The folding landscape of RBDs revealed that intermediates with changes in entanglement (compared to the native state) are popular in the folding pathways of both RBDs and tend to form misfolded states. The effect of external force is likely different for SARS-CoV-1 and SARS-CoV-2. Due to sensitivity to force, the folding time of SARS-CoV-2 increases significantly. In the presence of force, we hypothesize that force restricts the emergence of conformations to form contact with non-native entanglement while preventing the formation of native contacts at the same time. As a result, SARS-CoV-1 RBD sampled more conformations with less change in entanglement, and the population of sampled trajectories that follow pathways leading to correct folding was improved. Thus, the median folding time is comparable to the zero-force case. This supported one of the mechanisms by which chaperones facilitate folding by slowing down the folding process to avoid protein misfolding and aggregation [41,57,58].

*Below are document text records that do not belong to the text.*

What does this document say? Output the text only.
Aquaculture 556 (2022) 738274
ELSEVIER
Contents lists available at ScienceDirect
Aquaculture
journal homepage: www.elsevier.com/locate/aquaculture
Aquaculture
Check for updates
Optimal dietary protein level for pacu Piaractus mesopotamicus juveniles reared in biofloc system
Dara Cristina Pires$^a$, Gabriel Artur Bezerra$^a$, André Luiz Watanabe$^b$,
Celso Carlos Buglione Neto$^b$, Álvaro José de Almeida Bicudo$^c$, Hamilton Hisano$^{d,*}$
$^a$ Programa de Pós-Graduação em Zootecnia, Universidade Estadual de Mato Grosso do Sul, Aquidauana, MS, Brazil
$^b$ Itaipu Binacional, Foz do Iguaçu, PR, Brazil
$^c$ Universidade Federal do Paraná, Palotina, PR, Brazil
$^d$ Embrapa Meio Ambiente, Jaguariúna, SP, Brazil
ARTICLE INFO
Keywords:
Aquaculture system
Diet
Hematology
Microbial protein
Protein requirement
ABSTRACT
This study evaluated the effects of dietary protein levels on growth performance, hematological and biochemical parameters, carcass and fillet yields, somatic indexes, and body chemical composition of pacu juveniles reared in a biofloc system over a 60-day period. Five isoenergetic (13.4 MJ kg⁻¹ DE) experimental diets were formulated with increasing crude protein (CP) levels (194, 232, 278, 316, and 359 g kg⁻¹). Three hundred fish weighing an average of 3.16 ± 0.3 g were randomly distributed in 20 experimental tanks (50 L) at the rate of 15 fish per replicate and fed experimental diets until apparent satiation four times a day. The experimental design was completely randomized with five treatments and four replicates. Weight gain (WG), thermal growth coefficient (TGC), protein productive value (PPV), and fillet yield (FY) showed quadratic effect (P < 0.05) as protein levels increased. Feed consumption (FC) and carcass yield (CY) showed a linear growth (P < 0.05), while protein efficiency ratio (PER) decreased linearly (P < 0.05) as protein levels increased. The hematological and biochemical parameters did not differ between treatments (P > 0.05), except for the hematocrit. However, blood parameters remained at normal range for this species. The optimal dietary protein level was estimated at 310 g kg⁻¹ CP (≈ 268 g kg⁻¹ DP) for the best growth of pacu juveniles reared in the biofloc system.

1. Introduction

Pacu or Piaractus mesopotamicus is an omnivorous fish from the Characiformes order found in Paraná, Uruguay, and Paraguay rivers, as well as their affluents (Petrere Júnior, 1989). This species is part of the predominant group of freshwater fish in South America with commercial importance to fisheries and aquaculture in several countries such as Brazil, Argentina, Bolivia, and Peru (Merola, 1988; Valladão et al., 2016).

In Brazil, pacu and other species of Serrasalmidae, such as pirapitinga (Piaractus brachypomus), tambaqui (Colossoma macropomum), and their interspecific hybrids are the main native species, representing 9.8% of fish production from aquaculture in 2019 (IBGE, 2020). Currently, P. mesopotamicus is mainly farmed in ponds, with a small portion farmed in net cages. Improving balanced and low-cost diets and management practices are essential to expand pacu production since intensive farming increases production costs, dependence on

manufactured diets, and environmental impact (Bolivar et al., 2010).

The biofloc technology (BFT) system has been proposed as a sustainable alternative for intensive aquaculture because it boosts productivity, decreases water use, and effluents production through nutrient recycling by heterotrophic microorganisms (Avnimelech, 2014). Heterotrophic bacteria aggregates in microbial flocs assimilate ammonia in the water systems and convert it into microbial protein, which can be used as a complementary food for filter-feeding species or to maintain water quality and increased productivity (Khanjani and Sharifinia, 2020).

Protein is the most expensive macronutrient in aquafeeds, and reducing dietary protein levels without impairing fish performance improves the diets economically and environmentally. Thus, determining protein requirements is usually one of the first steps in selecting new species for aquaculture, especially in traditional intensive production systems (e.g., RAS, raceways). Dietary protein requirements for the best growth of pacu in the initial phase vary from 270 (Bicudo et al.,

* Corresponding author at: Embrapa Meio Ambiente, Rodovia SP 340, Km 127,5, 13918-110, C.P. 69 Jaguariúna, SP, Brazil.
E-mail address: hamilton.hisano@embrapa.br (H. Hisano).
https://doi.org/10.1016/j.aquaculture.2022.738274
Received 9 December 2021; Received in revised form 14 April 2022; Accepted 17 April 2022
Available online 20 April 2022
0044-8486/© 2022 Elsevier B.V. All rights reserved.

Considering the change in entanglement of the protein structure during the folding process helps to discriminate the correct folded state from misfolded states, which are similar in structure to the native state but contain non-native entanglements. This is crucial for the determination of the folding kinetics of entangled proteins. The determination of the non-covalent lasso entanglement motif indicated that this entangled structure is common in the native state of proteins [59]. It will be interesting to explore whether the structural complexity of this class of protein, for example, deep or shallow entangled, correlates with the folding time.